Through this way of dealing with the world, we have advanced enormously in our technical ability to survive in the farthest reaches of the earth. We have been able even to record the lifestyle of other animals, in pictures and film, and in concepts, we have shared them with others.

But, although the recordings of all this research has allowed for the construction of a vast amount of knowledge, the fact is, we prefer the myth. Most of us prefer to think that we have a different story, origin, role and destination. we prefer to think of ourselves as the rulers of the earth. In our mythology human life is more sacred than the life of any other animal. In fact, many of us, would think that it would be correct to say that human life is the only sacred life on earth. In practice this means that if, to save a human life, you had to destroy the entire planet, than it would be morally correct to do so. We would find more correct, according to our mythology, to kill billions of billions of living beings to save a single human life.

This is how self centered our species is.

Now, many generations have come and researched the reality of our world. They have made hypothesis and tested them, they were ready to sacrifice their prejudices, and the world they found was a world very different from this myth. In this world men are not at the center, they have much more to learn, a world, an immense world rises before them, with histories, a degree of complexity, a beginning and end which defies even the most prodigious imagination. The world described by science is undoubtedly wonderful beyond our imagination.

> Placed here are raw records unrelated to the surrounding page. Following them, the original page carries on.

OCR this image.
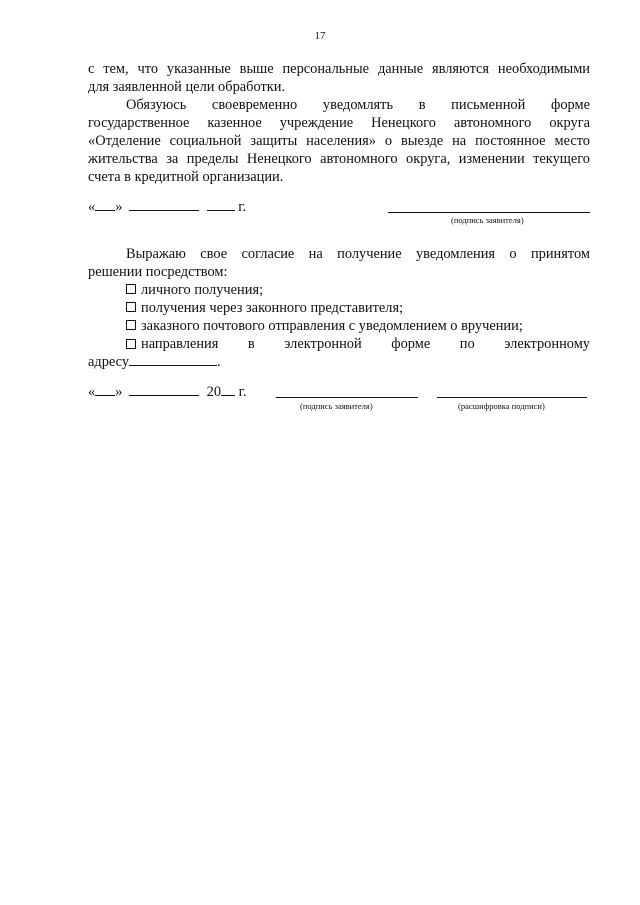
17
с тем, что указанные выше персональные данные являются необходимыми
для заявленной цели обработки.
Обязуюсь своевременно уведомлять в письменной форме
государственное казенное учреждение Ненецкого автономного округа
«Отделение социальной защиты населения» о выезде на постоянное место
жительства за пределы Ненецкого автономного округа, изменении текущего
счета в кредитной организации.
« »	г.
(подпись заявителя)
Выражаю свое согласие на получение уведомления о принятом
решении посредством:
личного получения;
получения через законного представителя;
заказного почтового отправления с уведомлением о вручении;
направления в электронной форме по электронному
адресу	.
« »	20 г.
(подпись заявителя)	(расшифровка подписи)
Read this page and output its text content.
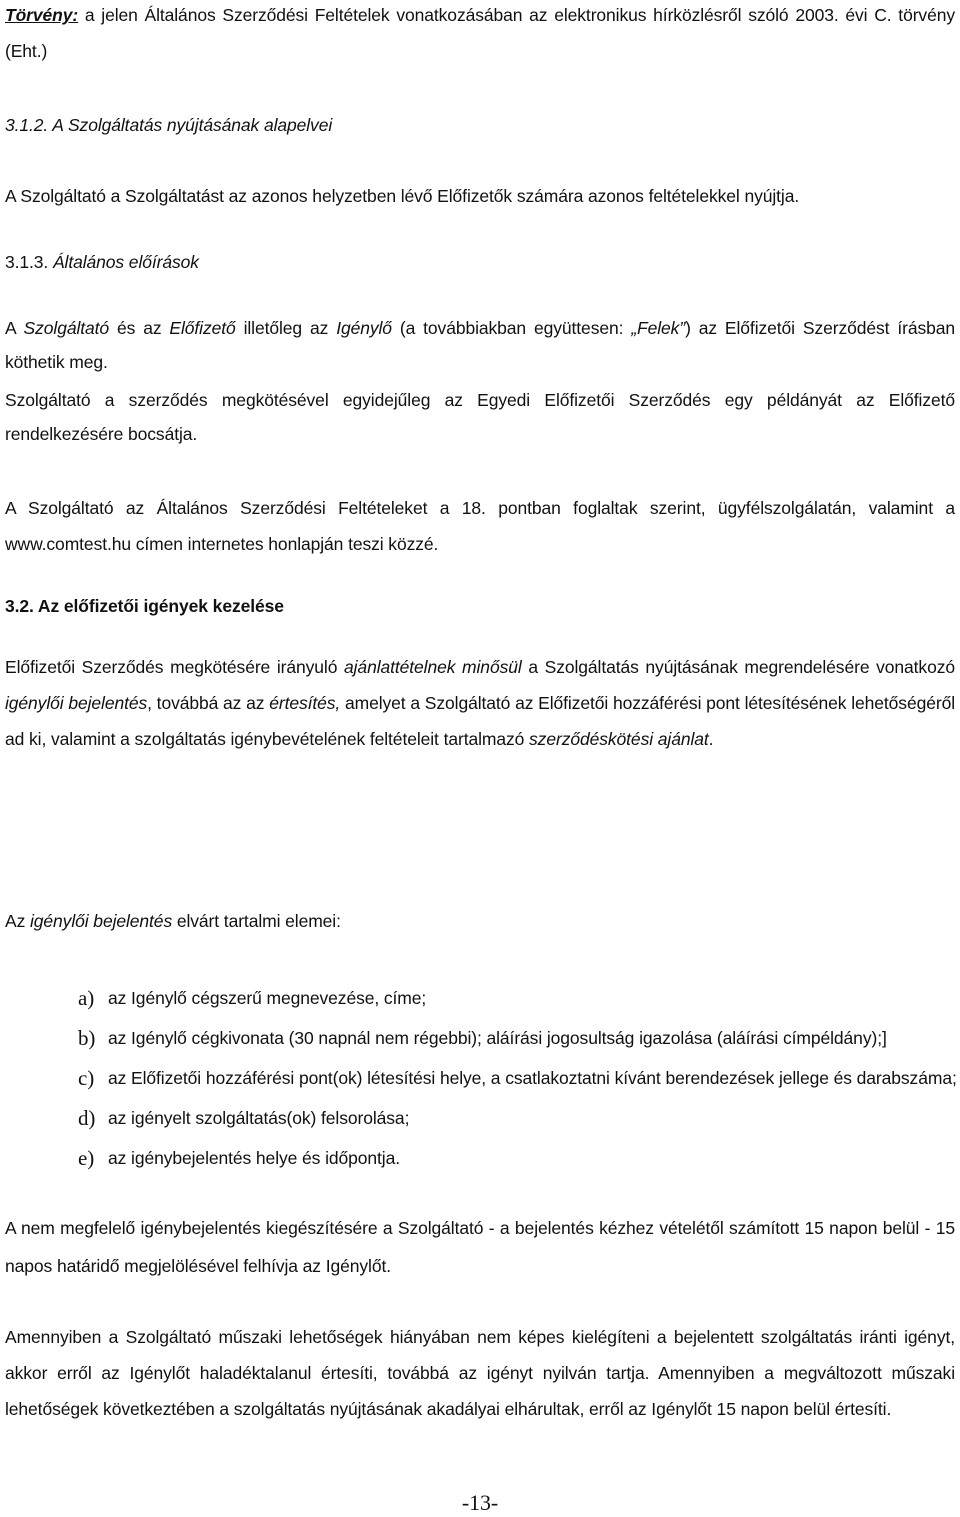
Törvény: a jelen Általános Szerződési Feltételek vonatkozásában az elektronikus hírközlésről szóló 2003. évi C. törvény (Eht.)

3.1.2. A Szolgáltatás nyújtásának alapelvei

A Szolgáltató a Szolgáltatást az azonos helyzetben lévő Előfizetők számára azonos feltételekkel nyújtja.

3.1.3. Általános előírások

A Szolgáltató és az Előfizető illetőleg az Igénylő (a továbbiakban együttesen: „Felek”) az Előfizetői Szerződést írásban köthetik meg.

Szolgáltató a szerződés megkötésével egyidejűleg az Egyedi Előfizetői Szerződés egy példányát az Előfizető rendelkezésére bocsátja.

A Szolgáltató az Általános Szerződési Feltételeket a 18. pontban foglaltak szerint, ügyfélszolgálatán, valamint a www.comtest.hu címen internetes honlapján teszi közzé.

3.2. Az előfizetői igények kezelése

Előfizetői Szerződés megkötésére irányuló ajánlattételnek minősül a Szolgáltatás nyújtásának megrendelésére vonatkozó igénylői bejelentés, továbbá az az értesítés, amelyet a Szolgáltató az Előfizetői hozzáférési pont létesítésének lehetőségéről ad ki, valamint a szolgáltatás igénybevételének feltételeit tartalmazó szerződéskötési ajánlat.

Az igénylői bejelentés elvárt tartalmi elemei:

a) az Igénylő cégszerű megnevezése, címe;
b) az Igénylő cégkivonata (30 napnál nem régebbi); aláírási jogosultság igazolása (aláírási címpéldány);]
c) az Előfizetői hozzáférési pont(ok) létesítési helye, a csatlakoztatni kívánt berendezések jellege és darabszáma;
d) az igényelt szolgáltatás(ok) felsorolása;
e) az igénybejelentés helye és időpontja.

A nem megfelelő igénybejelentés kiegészítésére a Szolgáltató - a bejelentés kézhez vételétől számított 15 napon belül - 15 napos határidő megjelölésével felhívja az Igénylőt.

Amennyiben a Szolgáltató műszaki lehetőségek hiányában nem képes kielégíteni a bejelentett szolgáltatás iránti igényt, akkor erről az Igénylőt haladéktalanul értesíti, továbbá az igényt nyilván tartja. Amennyiben a megváltozott műszaki lehetőségek következtében a szolgáltatás nyújtásának akadályai elhárultak, erről az Igénylőt 15 napon belül értesíti.

-13-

We took up religion to make sense of our life. We thought that, if we were to consider ourselves just another kind of ape, our life would be meaningless. But it is precisely the opposite that happens. It is only when we see our species and ourselves as part of this gargantuan story that we begging to realize how tremendously beautiful each of our moments here on this earth really is. The wonderfulness of this world is much more intense, much more real, speaks much more to the senses, to our hearts, to our souls, then the ancient sacred texts were able to convey. Compared with the magnificence of the Earth and the Cosmos, they look very pale, almost like rubish, although a shinning rubbish, shinning because, in spite of their blindness, they are part of the history of the Cosmos.